ARS Ile-de-France : déploiement un plan d’actions territorialisé pour faire face aux tensions hospitalières durant l’été

Mercredi 6 juillet 2022, l’Agence Régionale de Santé (ARS) d’Île-de-France, par un communiqué daté de ce jour, présente le plan d’actions territorialisé pour faire face aux tensions hospitalières pour cet été 2022. Ce plan fait suite à la remise du rapport du Dr François Braun sur les difficultés du monde hospitalier.
La directrice générale de l’ARS Île-de-France, Madame Amélie Verdier, a, alors, réuni le mardi 5 juillet les représentants du système de soins, professions médicales et paramédicales, acteurs publics et privés, hospitaliers et professionnels de ville, représentants des usagers, pour présenter le plan d’actions territorialisé déployé en Ile-de-France, autour de trois secteurs en particulier : les urgences, la périnatalité et la gériatrie.

Voici l’intégralité du communiqué du 6 juillet qui a été transmis par l’ARS d’Île-de-France.
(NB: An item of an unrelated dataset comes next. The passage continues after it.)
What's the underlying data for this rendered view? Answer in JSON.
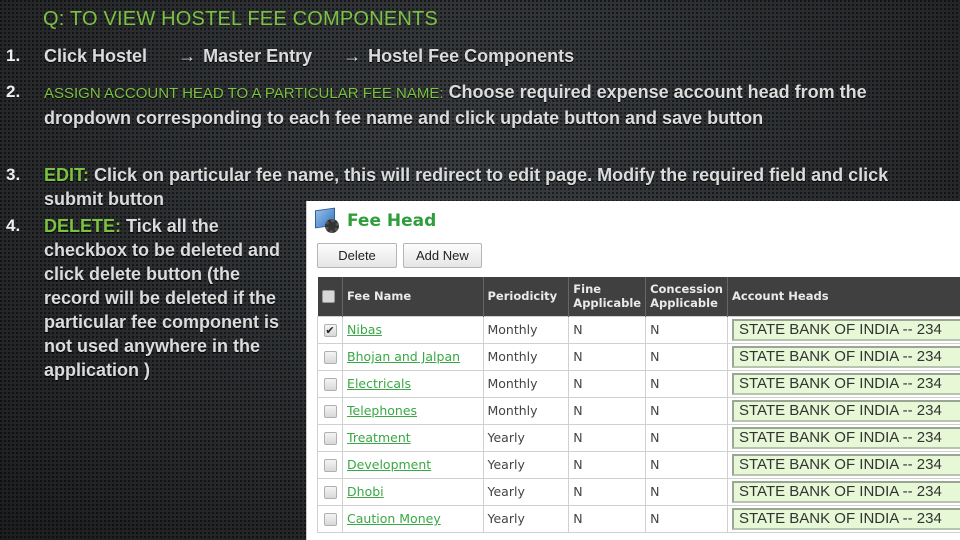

Tensions hospitalières cet été : l’ARS Île-de-France déploie, avec les acteurs de la ville et de l’hôpital, un plan d’actions territorialisé pour faire face aux tensions hospitalières

Suite à la remise du rapport du Dr François Braun, la directrice générale de l’ARS Île-de-France, Amélie Verdier, a réuni mardi 5 juillet les représentants du système de soins, professions médicales et paramédicales, acteurs publics et privés, hospitaliers et professionnels de ville, représentants des usagers, pour présenter le plan d’actions territorialisé déployé en Ile-de-France, ciblé sur trois secteurs en particulier : les urgences, la périnatalité et la gériatrie.

L’ARS travaille depuis plusieurs mois au déploiement d’actions adaptées pour faire face à la dégradation de la situation hospitalière, entraînée notamment par d’importantes tensions sur les ressources humaines. Celles-ci sont désormais complétées par la «  boîte à outils » nationale proposée par les mesures du rapport du Dr Braun, qui sont en cours de déploiement dans les territoires pour venir soulager les établissements et les équipes.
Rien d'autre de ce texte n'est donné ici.